Future distributed systems may include large selforganizing networks of locally communicating sensor nodes, any small number of which may be subverted by an adversary. Providing security for these sensor networks is important, but the problem is complicated by the fact that managing cryptographic key material is hard: low-cost nodes are neither tamper-proof nor capable of performing public key cryptography effi- ciently.

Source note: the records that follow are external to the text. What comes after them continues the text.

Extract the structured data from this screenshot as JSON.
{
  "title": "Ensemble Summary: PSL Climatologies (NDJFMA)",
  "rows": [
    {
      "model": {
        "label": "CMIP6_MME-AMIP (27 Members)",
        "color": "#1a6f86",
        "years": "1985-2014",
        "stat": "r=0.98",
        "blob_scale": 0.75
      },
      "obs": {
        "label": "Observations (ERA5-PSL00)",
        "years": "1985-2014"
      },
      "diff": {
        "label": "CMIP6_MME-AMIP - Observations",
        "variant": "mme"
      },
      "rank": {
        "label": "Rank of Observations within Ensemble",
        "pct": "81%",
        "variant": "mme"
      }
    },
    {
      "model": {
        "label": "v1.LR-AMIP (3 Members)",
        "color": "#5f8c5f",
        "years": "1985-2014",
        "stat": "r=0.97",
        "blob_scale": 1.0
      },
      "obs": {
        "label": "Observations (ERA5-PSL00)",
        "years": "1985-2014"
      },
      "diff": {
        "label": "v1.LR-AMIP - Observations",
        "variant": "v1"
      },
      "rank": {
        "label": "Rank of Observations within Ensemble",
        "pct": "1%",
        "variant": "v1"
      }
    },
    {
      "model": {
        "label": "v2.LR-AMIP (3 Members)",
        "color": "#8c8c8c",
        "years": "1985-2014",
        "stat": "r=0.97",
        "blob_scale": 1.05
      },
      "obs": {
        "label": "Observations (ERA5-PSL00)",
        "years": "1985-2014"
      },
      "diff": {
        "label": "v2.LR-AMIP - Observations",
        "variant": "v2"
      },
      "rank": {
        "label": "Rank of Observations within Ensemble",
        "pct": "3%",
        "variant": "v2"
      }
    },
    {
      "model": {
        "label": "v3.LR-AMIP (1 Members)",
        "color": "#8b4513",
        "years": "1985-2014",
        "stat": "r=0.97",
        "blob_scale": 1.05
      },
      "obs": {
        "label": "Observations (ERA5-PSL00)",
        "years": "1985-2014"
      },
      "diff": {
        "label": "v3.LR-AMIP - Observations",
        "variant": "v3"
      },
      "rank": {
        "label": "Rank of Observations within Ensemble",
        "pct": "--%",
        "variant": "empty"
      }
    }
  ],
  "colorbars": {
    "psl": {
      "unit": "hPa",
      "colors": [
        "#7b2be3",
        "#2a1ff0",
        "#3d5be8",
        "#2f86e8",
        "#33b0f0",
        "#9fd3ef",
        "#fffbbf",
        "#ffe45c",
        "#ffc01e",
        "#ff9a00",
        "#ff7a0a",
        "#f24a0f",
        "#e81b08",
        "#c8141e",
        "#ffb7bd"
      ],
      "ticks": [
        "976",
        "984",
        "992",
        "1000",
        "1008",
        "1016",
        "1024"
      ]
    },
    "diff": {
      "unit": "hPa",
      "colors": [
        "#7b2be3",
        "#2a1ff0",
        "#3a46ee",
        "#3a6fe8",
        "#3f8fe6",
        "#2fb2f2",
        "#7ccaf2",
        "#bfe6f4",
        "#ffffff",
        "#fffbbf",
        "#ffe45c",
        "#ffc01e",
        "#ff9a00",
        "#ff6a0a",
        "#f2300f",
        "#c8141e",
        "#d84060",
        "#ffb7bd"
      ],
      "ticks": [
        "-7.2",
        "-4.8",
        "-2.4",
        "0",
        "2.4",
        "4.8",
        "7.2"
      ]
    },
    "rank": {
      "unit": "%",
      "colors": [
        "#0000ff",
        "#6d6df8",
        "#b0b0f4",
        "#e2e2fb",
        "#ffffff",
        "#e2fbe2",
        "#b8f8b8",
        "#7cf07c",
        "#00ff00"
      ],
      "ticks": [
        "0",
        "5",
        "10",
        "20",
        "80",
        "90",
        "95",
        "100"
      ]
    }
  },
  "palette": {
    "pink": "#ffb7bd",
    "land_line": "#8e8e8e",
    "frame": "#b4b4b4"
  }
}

In this paper, we show how the key distribution problem can be dealt with in environments with a partially present, passive adversary: a node wishing to communicate securely with other nodes simply generates a symmetric key and sends it in the clear to its neighbours. Despite the apparent insecurity of this primitive, we can use mechanisms for key updating, multipath secrecy amplification and multihop key propagation to build up extremely resilient trust networks where at most a fixed proportion of communications links can be eavesdropped. We discuss applications in which this assumption is sensible. Many systems must perforce cope with principals who are authenticated weakly, if at all; the resulting issues have often been left in the ‘too hard’ tray. One particular interest of sensor networks is that they present a sufficiently compact and tractable version of this problem. We can perform quantitative analyses and simulations of alternative strategies, some of which we present here. We also hope that this paper may start to challenge the common belief that authentication is substantially about bootstrapping trust. We argue that, in distributed systems where the opponent can subvert any small proportion of nodes, it is more economic to invest in resilience than in bootstrapping.
1. Introduction
Wireless sensor networks are becoming increasingly important for a wide variety of applications such as factory instrumentation, climate control, environmental monitoring, and building safety. As sensor networks become cheaper and more commoditised, they will become attractive to home users and small businesses, and for other new applications. A typical sensor network consists of a large number of small, low-cost nodes that use wireless peer-to-peer communication to form a self-organized network. They use multi-hop routing algorithms based on dynamic network and resource discovery protocols. To keep costs down and to deal with limited battery energy, nodes have fairly minimal computation, communication, and storage resources. They do not have tamper-proof hardware. We can thus expect that some small fraction of nodes in a network may be compromised by an adversary over time.